I saw this play out at a marketing event I went to in downtown Chicago. A white VP gave me the ticket—and the red cloak I wore—because he liked how honest I was about his whiteness. He didn’t say it outright, but I think he wanted me to shake up the room. And boy, did I. Everyone else was in navy blazers and beige pumps, looking like they’d just stepped out of a LinkedIn photo shoot. Then there was me, curly hair doing its best halo impression, dressed like I’d just escaped from a fairytale.
The panel was a masterclass in tokenism. Light-skinned, straight-haired Latinos sat on stage talking about “representation” in vague, corporate terms, like they’d Googled “Latino culture” five minutes before walking on stage. At one point, someone in the audience asked about Afro-Latinidad, and I swear the panelists looked like they’d just been asked to solve quantum mechanics. One guy said, “Afro-Latinidad is… um… complex,” which is corporate code for, “I have no idea what I’m talking about, but I hope this sounds smart.”

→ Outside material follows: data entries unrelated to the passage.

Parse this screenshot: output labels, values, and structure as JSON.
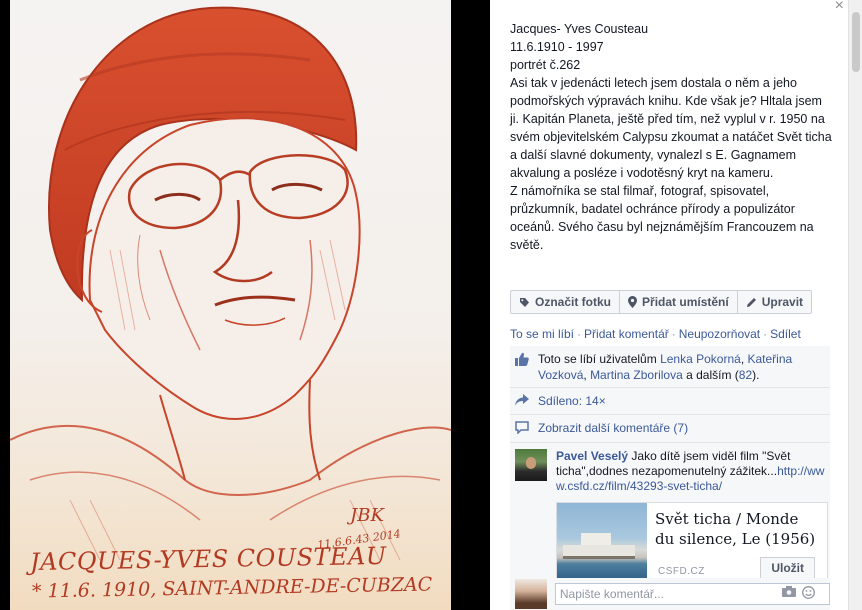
{
  "photo": {
    "signature": "JBK",
    "date_mark": "11.6.6.43 2014",
    "inscription_name": "JACQUES-YVES COUSTEAU",
    "inscription_birth": "* 11.6. 1910, SAINT-ANDRE-DE-CUBZAC"
  },
  "panel": {
    "close_glyph": "×",
    "caption": {
      "line1": "Jacques- Yves Cousteau",
      "line2": "11.6.1910 - 1997",
      "line3": "portrét č.262",
      "paragraph1": "Asi tak v jedenácti letech jsem dostala o něm a jeho podmořských výpravách knihu. Kde však je? Hltala jsem ji. Kapitán Planeta, ještě před tím, než vyplul v r. 1950 na svém objevitelském Calypsu zkoumat a natáčet Svět ticha a další slavné dokumenty, vynalezl s E. Gagnamem akvalung a posléze i vodotěsný kryt na kameru.",
      "paragraph2": "Z námořníka se stal filmař, fotograf, spisovatel, průzkumník, badatel ochránce přírody a populizátor oceánů. Svého času byl nejznámějším Francouzem na světě."
    },
    "actions": {
      "tag": "Označit fotku",
      "location": "Přidat umístění",
      "edit": "Upravit"
    },
    "ufi_links": {
      "like": "To se mi líbí",
      "comment": "Přidat komentář",
      "unfollow": "Neupozorňovat",
      "share": "Sdílet",
      "separator": "·"
    },
    "likes": {
      "prefix": "Toto se líbí uživatelům",
      "user1": "Lenka Pokorná",
      "comma": ",",
      "user2": "Kateřina Vozková",
      "user3": "Martina Zborilova",
      "and_more": "a dalším (",
      "count": "82",
      "suffix": ")."
    },
    "shared": "Sdíleno: 14×",
    "more_comments": "Zobrazit další komentáře (7)",
    "comment": {
      "author": "Pavel Veselý",
      "text": "Jako dítě jsem viděl film \"Svět ticha\",dodnes nezapomenutelný zážitek...",
      "link": "http://www.csfd.cz/film/43293-svet-ticha/",
      "preview_title": "Svět ticha / Monde du silence, Le (1956)",
      "preview_source": "CSFD.CZ",
      "save": "Uložit"
    },
    "composer": {
      "placeholder": "Napište komentář..."
    }
  },
  "colors": {
    "link": "#3b5998",
    "panel_bg": "#ffffff",
    "ufi_bg": "#f6f7f9",
    "sketch_red": "#c8442a"
  },
  "icons": [
    "tag-icon",
    "location-pin-icon",
    "pencil-icon",
    "thumbs-up-icon",
    "share-icon",
    "comment-bubble-icon",
    "camera-icon",
    "smiley-icon",
    "close-icon"
  ]
}
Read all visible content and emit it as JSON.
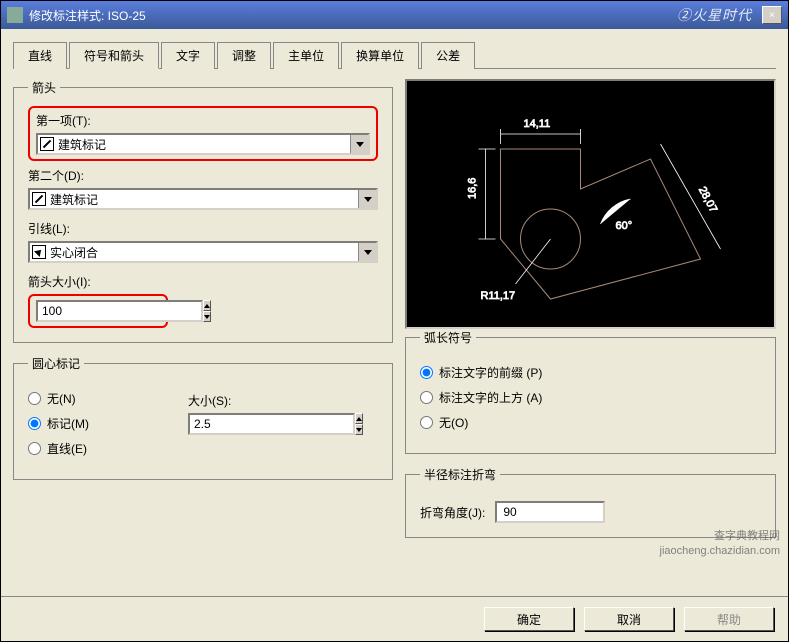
{
  "titlebar": {
    "title": "修改标注样式: ISO-25",
    "watermark": "②火星时代",
    "watermark_url": "www.hxsd.com",
    "close": "×"
  },
  "tabs": {
    "items": [
      {
        "label": "直线"
      },
      {
        "label": "符号和箭头"
      },
      {
        "label": "文字"
      },
      {
        "label": "调整"
      },
      {
        "label": "主单位"
      },
      {
        "label": "换算单位"
      },
      {
        "label": "公差"
      }
    ]
  },
  "arrowheads": {
    "legend": "箭头",
    "first_label": "第一项(T):",
    "first_value": "建筑标记",
    "second_label": "第二个(D):",
    "second_value": "建筑标记",
    "leader_label": "引线(L):",
    "leader_value": "实心闭合",
    "size_label": "箭头大小(I):",
    "size_value": "100"
  },
  "center_marks": {
    "legend": "圆心标记",
    "none": "无(N)",
    "mark": "标记(M)",
    "line": "直线(E)",
    "size_label": "大小(S):",
    "size_value": "2.5"
  },
  "arc": {
    "legend": "弧长符号",
    "preceding": "标注文字的前缀 (P)",
    "above": "标注文字的上方 (A)",
    "none": "无(O)"
  },
  "jog": {
    "legend": "半径标注折弯",
    "label": "折弯角度(J):",
    "value": "90"
  },
  "preview": {
    "dim1": "14,11",
    "dim2": "16,6",
    "dim3": "28,07",
    "dim4": "60°",
    "dim5": "R11,17"
  },
  "buttons": {
    "ok": "确定",
    "cancel": "取消",
    "help": "帮助"
  },
  "corner": {
    "line1": "查字典教程网",
    "line2": "jiaocheng.chazidian.com"
  }
}
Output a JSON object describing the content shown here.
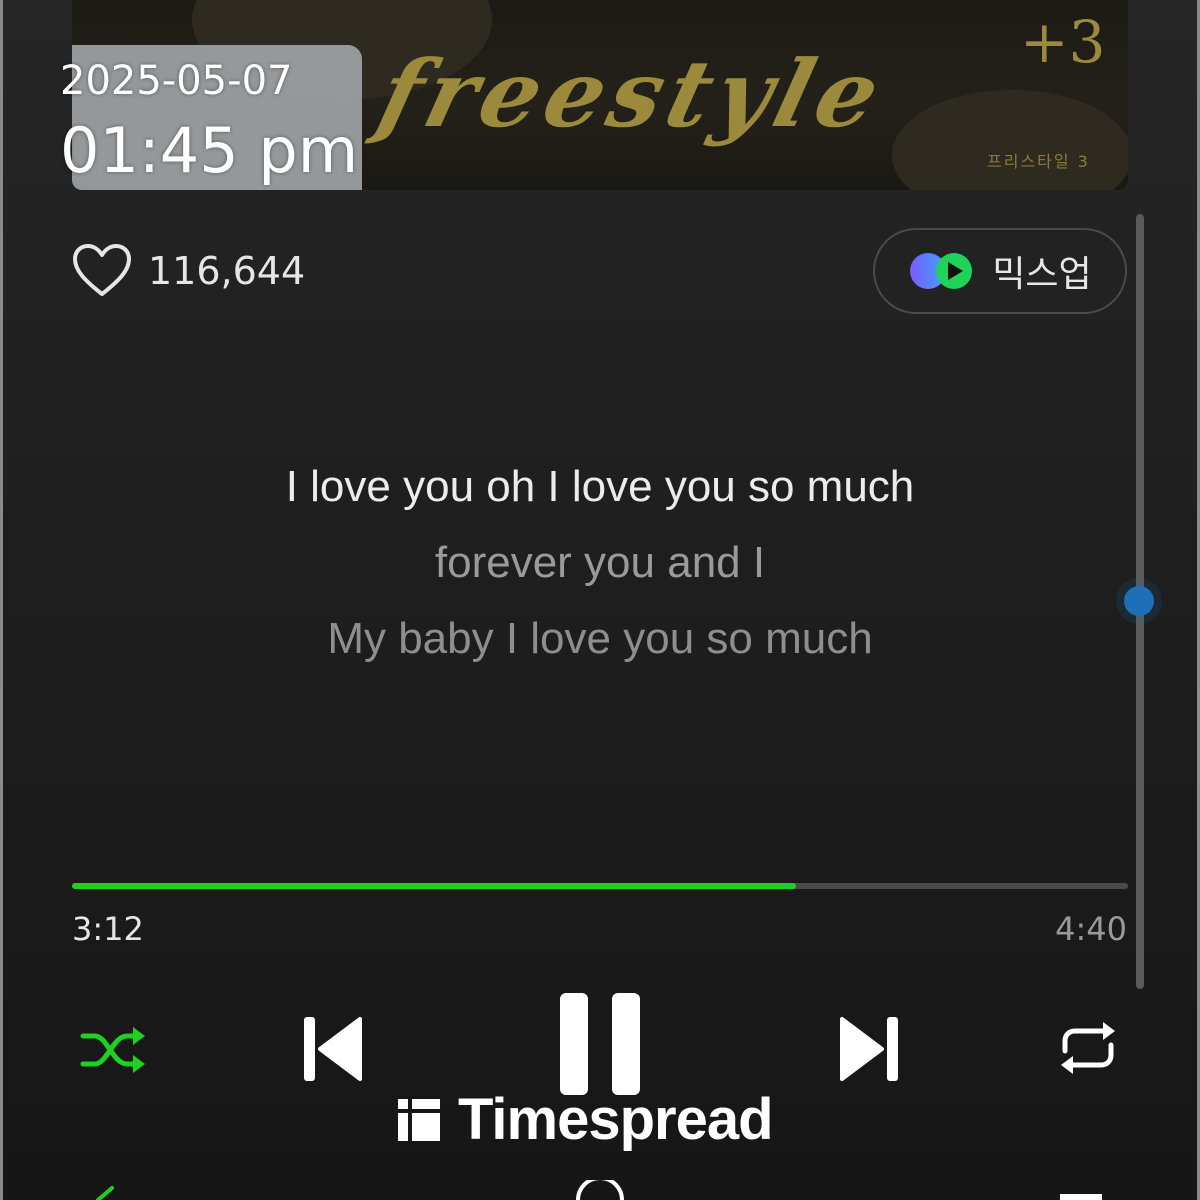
{
  "album_art": {
    "title_text": "freestyle",
    "edition": "+3",
    "subtitle_korean": "프리스타일 3"
  },
  "overlay": {
    "date": "2025-05-07",
    "time": "01:45 pm"
  },
  "like": {
    "icon": "heart-outline-icon",
    "count": "116,644"
  },
  "mixup": {
    "icon": "mixup-logo-icon",
    "label": "믹스업"
  },
  "lyrics": {
    "current": "I love you oh I love you so much",
    "next_1": "forever you and I",
    "next_2": "My baby I love you so much"
  },
  "playback": {
    "elapsed": "3:12",
    "total": "4:40",
    "progress_fraction": 0.686
  },
  "controls": {
    "shuffle_icon": "shuffle-icon",
    "previous_icon": "skip-previous-icon",
    "pause_icon": "pause-icon",
    "next_icon": "skip-next-icon",
    "repeat_icon": "repeat-icon"
  },
  "colors": {
    "accent_green": "#1ed11e",
    "scroll_thumb": "#1e6fb8",
    "album_gold": "#9b8a3c"
  },
  "watermark": {
    "text": "Timespread"
  }
}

I couldn’t take it anymore. I said, “Afro-Latinidad isn’t something you market to—it’s who we are. And the fact that no one here can speak to it shows that this event isn’t about us.” Afterward, a woman came up to me and thanked me. “You just showed them we’re not a monolith,” she said. And while I appreciated her words, I couldn’t shake the exhaustion. The fact that I even had to say it felt like proof that these spaces aren’t about celebrating us—they’re about containing us.